Nox inhibition in isolated rat mesenteric arteries via plasmid electroporation

Collateral growth (CG) is impaired with age. Previously, we have demonstrated that antioxidants, including a NAD(P)H oxidase (Nox) inhibitor, can reverse age‐related impairment in both flow‐mediated nitric oxide (NO) production and CG. The goal of the present study was to determine the optimal conditions for electroporation‐mediated delivery of siRNA to suppress Nox expression in rat mesenteric arteries. A plasmid containing shRNA to the Nox subunit p22 phox , along with GFP DNA, was delivered into the arterial wall via square wave electroporation.

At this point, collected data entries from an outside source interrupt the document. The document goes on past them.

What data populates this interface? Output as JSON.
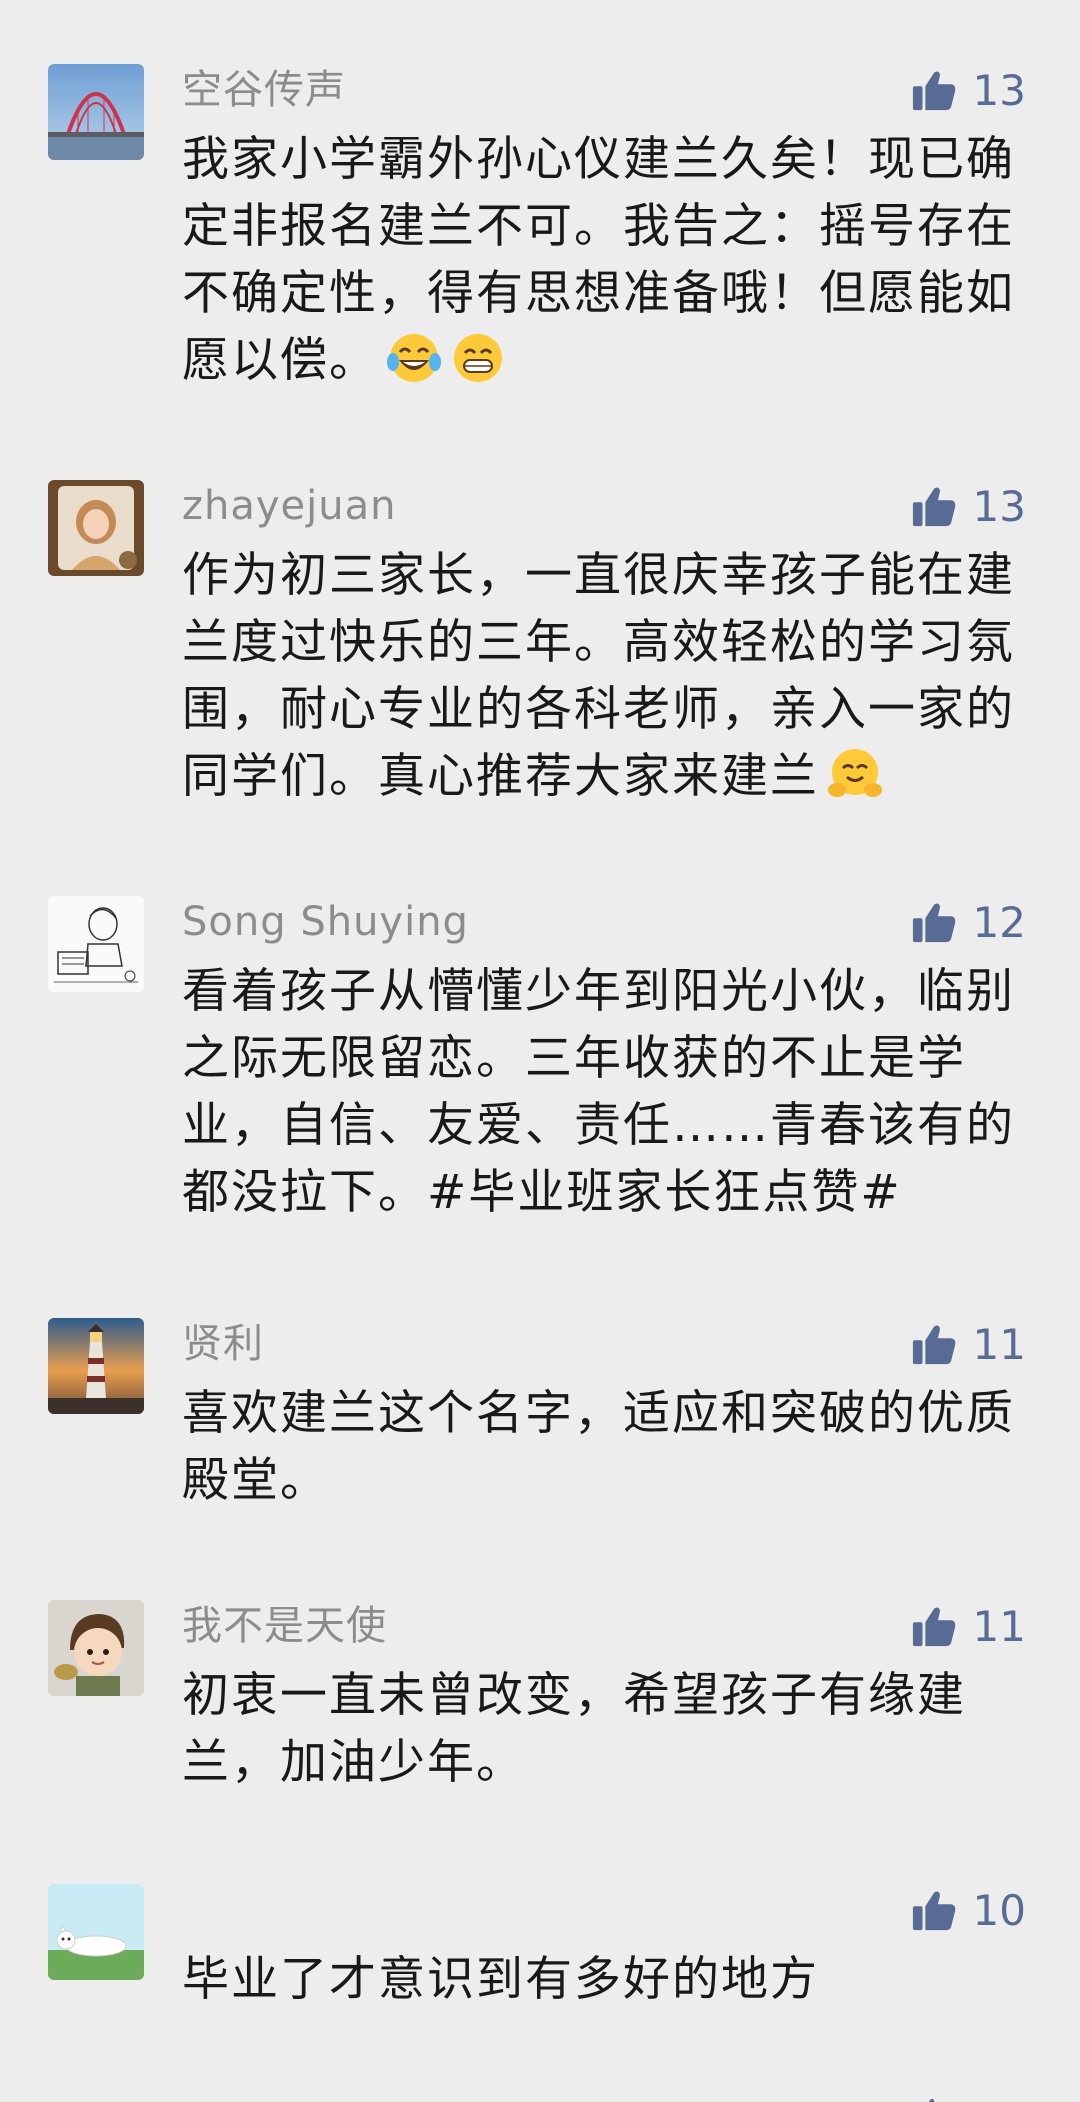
{
  "comments": [
    {
      "author": "空谷传声",
      "likes": "13",
      "text": "我家小学霸外孙心仪建兰久矣！现已确定非报名建兰不可。我告之：摇号存在不确定性，得有思想准备哦！但愿能如愿以偿。",
      "emojis": [
        "laughing-tears-emoji",
        "grinning-emoji"
      ],
      "avatar": "bridge-avatar"
    },
    {
      "author": "zhayejuan",
      "likes": "13",
      "text": "作为初三家长，一直很庆幸孩子能在建兰度过快乐的三年。高效轻松的学习氛围，耐心专业的各科老师，亲入一家的同学们。真心推荐大家来建兰",
      "emojis": [
        "hugging-emoji"
      ],
      "avatar": "woman-portrait-avatar"
    },
    {
      "author": "Song Shuying",
      "likes": "12",
      "text": "看着孩子从懵懂少年到阳光小伙，临别之际无限留恋。三年收获的不止是学业，自信、友爱、责任……青春该有的都没拉下。#毕业班家长狂点赞#",
      "emojis": [],
      "avatar": "sketch-avatar"
    },
    {
      "author": "贤利",
      "likes": "11",
      "text": "喜欢建兰这个名字，适应和突破的优质殿堂。",
      "emojis": [],
      "avatar": "lighthouse-avatar"
    },
    {
      "author": "我不是天使",
      "likes": "11",
      "text": "初衷一直未曾改变，希望孩子有缘建兰，加油少年。",
      "emojis": [],
      "avatar": "cartoon-kid-avatar"
    },
    {
      "author": "",
      "likes": "10",
      "text": "毕业了才意识到有多好的地方",
      "emojis": [],
      "avatar": "lying-cat-avatar"
    }
  ],
  "colors": {
    "background": "#ededed",
    "author": "#8c8c8c",
    "text": "#191919",
    "like": "#576b95"
  }
}
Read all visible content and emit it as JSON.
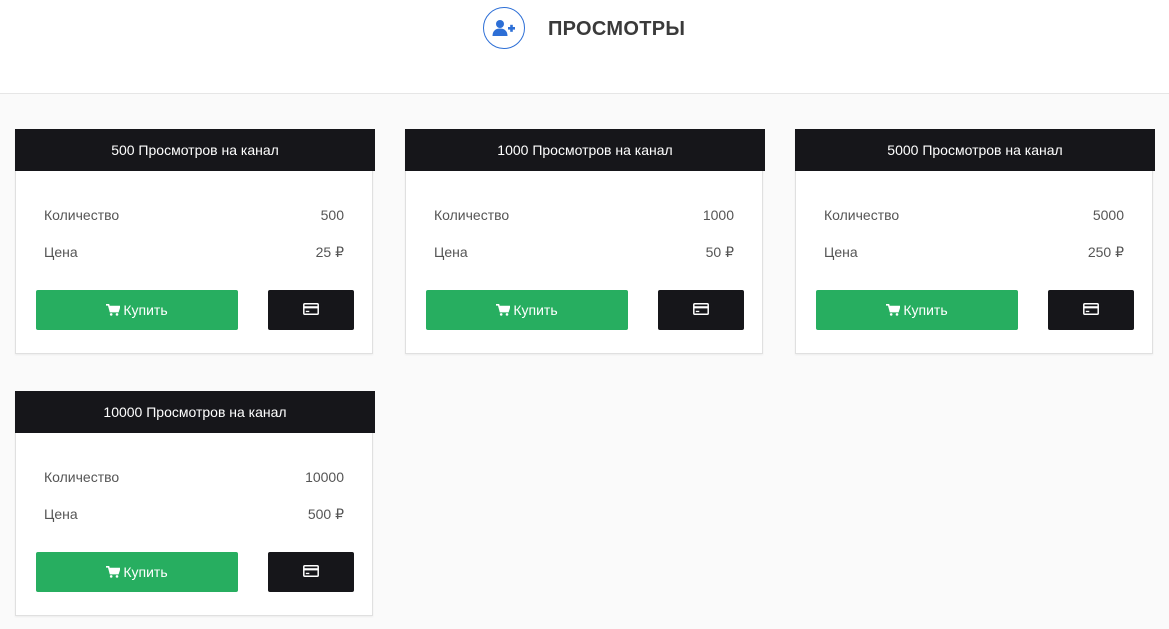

We have designed a 4mm wide electroporation chamber to allow for both isolated fragment and in vivo electroporation of a 10–15 mm long mesenteric vascular bundle with minimal vector volume and mesenteric tissue manipulation. The results show optimal electroporation conditions of isolated vessels at 125V (312.5V/cm) with 8 pulses of 10msec duration as shown by comparative GFP fluorescence at 48hrs post electroporation. Superoxide production was assessed by monitoring DHE staining of the vessel fragments. Future studies will be focused on optimizing in vivo electroporation conditions and determining the Nox isoforms responsible for the observed flow‐mediated impaired collateral response. Sponsored by NIH HL092012‐S1.